CARLOS UCHÔA FAGUNDES JR.
ESPECIAL PARA A FOLHA

Exposição: Esculturas de Ernesto Neto
Quando: abertura hoje, às 20h, até 30 de setembro; de segunda a sexta, das 10h às 20h, sábado, das 10h às 14h
Onde: Galeria Camargo Vilaça (r. Fradique Coutinho, 1.500, vila Madalena, zona oeste de São Paulo)

O artista plástico carioca Ernesto Neto, 30, é uma presença imprescindível na jovem escultura brasileira. Mostrando coerência e maturidade, ele apresenta a partir de hoje suas novas produções na Galeria Camargo Vilaça.
Sua escultura responde ao desafio desta geração. Junta elementos das linhagens mais importantes da tridimensionalidade brasileira: o universo sensorial de uma Lygia Clark ao rigor da construção lógica de um Waltércio Caldas.
Cada trabalho tem uma mistura em doses certas de resolução plástica, campo lógico e um narrativo que circula em volta.

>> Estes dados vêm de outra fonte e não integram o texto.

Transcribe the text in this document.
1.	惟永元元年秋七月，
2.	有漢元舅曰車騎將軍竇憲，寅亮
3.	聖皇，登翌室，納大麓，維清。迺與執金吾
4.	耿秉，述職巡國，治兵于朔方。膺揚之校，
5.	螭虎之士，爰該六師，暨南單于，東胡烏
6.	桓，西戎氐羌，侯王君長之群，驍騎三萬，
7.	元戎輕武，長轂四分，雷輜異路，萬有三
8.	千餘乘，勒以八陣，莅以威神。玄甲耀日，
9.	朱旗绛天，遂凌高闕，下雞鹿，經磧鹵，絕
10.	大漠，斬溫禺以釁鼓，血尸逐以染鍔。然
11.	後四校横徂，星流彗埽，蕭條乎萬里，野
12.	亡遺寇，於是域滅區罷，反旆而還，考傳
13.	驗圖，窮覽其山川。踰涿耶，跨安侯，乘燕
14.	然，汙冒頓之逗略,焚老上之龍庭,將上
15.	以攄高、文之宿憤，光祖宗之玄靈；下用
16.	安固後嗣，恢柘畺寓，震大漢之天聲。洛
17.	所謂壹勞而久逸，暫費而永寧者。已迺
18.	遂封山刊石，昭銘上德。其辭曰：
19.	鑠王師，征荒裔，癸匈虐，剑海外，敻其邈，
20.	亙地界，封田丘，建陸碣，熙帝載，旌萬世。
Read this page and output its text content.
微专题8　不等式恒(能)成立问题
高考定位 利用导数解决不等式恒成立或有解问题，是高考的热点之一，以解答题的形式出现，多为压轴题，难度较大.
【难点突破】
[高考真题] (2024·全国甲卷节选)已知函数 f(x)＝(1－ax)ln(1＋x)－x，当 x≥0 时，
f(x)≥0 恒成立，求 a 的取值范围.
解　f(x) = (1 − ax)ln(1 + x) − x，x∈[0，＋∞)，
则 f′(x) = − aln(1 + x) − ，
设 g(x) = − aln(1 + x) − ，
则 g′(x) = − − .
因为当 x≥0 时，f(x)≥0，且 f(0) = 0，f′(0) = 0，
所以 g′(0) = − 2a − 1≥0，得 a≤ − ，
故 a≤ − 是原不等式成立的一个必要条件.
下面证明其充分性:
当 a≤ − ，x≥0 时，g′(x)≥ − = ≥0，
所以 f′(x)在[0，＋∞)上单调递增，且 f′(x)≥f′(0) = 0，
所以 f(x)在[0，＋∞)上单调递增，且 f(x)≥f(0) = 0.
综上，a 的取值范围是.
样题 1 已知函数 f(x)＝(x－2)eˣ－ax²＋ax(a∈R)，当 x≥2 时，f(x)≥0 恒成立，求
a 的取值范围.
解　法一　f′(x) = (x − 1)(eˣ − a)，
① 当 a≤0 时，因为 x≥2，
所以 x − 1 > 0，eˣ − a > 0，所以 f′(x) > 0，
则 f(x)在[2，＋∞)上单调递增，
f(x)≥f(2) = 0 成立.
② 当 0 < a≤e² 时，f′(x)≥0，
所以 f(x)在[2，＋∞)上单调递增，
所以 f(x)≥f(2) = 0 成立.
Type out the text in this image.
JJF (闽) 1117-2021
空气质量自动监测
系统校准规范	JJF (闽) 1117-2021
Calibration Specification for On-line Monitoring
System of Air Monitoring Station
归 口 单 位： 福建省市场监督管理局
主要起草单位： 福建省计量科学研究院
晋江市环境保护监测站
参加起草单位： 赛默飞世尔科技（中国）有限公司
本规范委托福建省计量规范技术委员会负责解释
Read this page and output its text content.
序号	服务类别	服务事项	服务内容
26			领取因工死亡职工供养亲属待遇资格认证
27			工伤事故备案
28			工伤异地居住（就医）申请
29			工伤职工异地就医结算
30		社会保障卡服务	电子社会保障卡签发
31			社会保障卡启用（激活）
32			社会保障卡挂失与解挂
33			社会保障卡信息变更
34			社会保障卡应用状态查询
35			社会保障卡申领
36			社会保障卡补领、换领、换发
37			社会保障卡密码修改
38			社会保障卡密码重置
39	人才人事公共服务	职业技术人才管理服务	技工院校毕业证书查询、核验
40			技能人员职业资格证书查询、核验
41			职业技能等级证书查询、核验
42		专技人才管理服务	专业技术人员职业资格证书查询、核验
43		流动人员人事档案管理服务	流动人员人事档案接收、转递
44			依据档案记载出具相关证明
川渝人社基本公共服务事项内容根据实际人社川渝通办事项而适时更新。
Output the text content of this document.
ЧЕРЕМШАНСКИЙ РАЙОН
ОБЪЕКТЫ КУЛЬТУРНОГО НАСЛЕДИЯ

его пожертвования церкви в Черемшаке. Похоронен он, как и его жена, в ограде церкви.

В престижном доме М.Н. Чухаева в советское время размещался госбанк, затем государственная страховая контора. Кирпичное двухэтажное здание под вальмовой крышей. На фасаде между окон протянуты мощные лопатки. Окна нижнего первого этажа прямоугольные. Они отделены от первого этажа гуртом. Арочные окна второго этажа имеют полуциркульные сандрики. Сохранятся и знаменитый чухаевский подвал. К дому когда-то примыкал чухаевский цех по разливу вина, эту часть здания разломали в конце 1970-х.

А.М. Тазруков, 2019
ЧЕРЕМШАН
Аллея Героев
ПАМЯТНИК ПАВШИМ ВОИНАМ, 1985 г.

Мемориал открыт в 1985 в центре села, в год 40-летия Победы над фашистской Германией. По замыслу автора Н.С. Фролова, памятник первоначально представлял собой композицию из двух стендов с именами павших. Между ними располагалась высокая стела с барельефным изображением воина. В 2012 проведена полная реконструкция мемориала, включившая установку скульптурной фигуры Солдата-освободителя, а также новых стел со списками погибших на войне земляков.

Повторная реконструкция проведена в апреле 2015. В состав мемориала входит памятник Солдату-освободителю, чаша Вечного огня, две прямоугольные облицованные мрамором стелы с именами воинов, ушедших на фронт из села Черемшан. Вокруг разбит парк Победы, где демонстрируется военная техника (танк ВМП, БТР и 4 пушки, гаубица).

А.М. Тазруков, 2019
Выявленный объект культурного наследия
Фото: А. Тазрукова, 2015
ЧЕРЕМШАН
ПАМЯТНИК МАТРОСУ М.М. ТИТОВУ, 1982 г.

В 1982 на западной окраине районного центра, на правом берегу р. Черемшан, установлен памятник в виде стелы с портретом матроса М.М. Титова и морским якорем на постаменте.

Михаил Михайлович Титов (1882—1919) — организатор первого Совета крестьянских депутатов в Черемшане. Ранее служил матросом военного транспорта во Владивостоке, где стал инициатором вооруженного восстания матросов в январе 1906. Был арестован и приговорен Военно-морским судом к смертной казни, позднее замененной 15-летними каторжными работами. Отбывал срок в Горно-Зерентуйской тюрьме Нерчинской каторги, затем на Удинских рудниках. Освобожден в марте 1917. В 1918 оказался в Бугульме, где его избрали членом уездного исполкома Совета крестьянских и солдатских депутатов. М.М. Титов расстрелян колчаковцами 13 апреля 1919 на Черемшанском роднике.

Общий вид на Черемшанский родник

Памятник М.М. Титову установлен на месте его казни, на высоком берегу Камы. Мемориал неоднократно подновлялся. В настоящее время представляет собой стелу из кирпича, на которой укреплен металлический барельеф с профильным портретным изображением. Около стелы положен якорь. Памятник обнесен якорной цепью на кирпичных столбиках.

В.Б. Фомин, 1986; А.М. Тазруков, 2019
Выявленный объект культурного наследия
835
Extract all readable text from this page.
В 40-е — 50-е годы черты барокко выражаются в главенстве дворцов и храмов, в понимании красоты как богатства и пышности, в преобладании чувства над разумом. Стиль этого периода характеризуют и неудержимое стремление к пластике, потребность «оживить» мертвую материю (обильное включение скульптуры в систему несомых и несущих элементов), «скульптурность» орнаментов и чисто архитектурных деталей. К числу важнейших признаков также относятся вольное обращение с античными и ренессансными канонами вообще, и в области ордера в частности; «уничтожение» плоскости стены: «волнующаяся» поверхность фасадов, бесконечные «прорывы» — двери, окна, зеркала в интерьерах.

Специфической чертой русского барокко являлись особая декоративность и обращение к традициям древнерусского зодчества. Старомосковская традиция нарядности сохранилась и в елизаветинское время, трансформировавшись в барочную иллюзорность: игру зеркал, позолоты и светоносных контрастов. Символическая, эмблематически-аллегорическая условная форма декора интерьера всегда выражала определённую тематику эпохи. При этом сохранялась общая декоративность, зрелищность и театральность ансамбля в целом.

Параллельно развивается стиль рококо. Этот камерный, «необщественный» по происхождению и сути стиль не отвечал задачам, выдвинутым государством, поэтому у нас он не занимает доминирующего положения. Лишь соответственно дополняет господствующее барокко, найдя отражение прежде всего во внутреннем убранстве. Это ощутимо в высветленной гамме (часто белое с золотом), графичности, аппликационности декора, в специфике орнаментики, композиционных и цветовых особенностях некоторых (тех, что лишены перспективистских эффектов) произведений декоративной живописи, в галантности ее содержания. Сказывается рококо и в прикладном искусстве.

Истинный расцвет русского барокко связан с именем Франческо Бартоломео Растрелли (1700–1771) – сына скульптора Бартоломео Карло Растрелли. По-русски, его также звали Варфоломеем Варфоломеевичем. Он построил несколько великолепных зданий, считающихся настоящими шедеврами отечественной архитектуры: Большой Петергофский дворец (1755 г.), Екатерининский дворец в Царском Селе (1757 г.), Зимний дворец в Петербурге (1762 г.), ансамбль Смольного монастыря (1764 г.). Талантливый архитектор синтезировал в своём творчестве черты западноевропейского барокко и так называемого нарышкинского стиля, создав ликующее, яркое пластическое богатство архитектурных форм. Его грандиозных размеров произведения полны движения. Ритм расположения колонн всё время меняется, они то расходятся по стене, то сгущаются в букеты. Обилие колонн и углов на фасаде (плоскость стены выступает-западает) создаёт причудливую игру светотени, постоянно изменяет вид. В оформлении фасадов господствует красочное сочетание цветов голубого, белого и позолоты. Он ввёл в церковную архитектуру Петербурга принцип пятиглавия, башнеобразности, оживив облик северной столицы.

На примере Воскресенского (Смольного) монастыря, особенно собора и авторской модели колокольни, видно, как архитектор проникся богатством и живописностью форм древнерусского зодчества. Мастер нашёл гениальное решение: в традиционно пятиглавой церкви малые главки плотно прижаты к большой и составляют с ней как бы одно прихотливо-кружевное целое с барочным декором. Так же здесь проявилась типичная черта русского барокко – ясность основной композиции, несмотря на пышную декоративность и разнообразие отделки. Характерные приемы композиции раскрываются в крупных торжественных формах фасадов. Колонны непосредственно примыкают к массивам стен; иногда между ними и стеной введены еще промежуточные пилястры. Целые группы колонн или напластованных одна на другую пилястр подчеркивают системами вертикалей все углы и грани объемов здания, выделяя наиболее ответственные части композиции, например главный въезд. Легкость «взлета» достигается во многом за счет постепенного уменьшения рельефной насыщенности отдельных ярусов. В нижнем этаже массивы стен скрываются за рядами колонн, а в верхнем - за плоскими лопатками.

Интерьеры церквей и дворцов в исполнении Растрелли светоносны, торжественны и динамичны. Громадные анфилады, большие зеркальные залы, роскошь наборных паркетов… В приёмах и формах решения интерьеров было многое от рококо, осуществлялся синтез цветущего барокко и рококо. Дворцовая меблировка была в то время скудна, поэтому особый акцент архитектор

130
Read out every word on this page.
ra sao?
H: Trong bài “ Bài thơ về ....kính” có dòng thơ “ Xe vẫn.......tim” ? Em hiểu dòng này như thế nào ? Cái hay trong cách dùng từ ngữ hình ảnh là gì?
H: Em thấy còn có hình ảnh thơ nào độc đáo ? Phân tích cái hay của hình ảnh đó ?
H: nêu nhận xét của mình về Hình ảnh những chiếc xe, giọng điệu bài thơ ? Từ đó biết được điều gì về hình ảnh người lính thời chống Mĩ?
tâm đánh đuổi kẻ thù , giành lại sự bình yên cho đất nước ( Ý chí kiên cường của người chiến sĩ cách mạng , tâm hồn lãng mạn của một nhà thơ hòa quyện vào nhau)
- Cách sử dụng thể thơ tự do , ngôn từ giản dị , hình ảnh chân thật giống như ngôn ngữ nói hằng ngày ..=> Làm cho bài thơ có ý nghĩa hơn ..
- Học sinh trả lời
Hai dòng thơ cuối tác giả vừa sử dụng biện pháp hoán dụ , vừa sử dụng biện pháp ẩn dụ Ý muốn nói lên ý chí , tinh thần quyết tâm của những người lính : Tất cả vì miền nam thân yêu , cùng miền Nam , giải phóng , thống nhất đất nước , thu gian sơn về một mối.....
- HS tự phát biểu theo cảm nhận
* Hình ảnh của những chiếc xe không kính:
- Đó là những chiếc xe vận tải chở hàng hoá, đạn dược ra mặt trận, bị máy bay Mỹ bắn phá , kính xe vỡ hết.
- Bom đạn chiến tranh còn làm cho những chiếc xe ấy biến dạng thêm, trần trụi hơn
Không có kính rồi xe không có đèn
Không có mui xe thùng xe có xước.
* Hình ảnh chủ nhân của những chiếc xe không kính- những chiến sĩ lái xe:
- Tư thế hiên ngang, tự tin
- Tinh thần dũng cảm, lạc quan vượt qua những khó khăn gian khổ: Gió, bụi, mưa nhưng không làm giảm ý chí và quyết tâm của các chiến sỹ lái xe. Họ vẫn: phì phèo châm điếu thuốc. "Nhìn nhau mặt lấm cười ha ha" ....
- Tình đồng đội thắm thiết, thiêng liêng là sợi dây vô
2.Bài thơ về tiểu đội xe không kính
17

Este último nunca é muleta para uma obra plasticamente mal resolvida ou um conceito insuficiente. Os três se mantêm, mas é a solução plástica que, como deve ser, garante a autonomia da obra.
Embora mantendo uma coerência que o faz retomar sempre o argumento de um de seus trabalhos mais antigos, "Barra-bola", Ernesto Neto não privilegia mais a resposta plástica baseada na tensão dos materiais. Agora, trama seu raciocínio numa teia conceitual e narrativa que envolve dados da mitologia grega, espécies de chaves inaugurais de nossa consciência ocidental.
Em "KuAntico: A Odisséia Continua. Navedante", o artista se pergunta sobre o ato de jogar a obra no mundo, dá-la a existir, lançá-la no tempo. Não à toa, o elemento central dessa escultura é uma rede de crochê, tecida circularmente a partir de um ponto vazio, sustentando uma bola de pedra. O tempo cadenciado e circular do fazer se espelha na trama espiralada da rede, que constrói um oco central, onde está a esfera-obra. Esta obra, lançada no tempo, surge como um salto quântico, o salto sem percurso. Toda obra é uma descontinuidade, uma suspensão, um navegar sem rumo pré-definido.
Em "M.E.D.I.T.", o artista se apresenta numa série de sete fotos registrando o progressivo emaranhamento de seu rosto por um fio. A experiência do tempo que se tece e da deformação, o estiramento da carne, obliterando a própria visão, levam à vivência íntima, mas universal, do artista, confrontado ao próprio eixo de sua obra.
Ernesto Neto faz fluir contrastes e opostos, sensação e percepção, rigor plástico e sensualidade, pertinência lógica e narrativa apaixonada, razão e acaso, numa expectativa constantemente suspensa.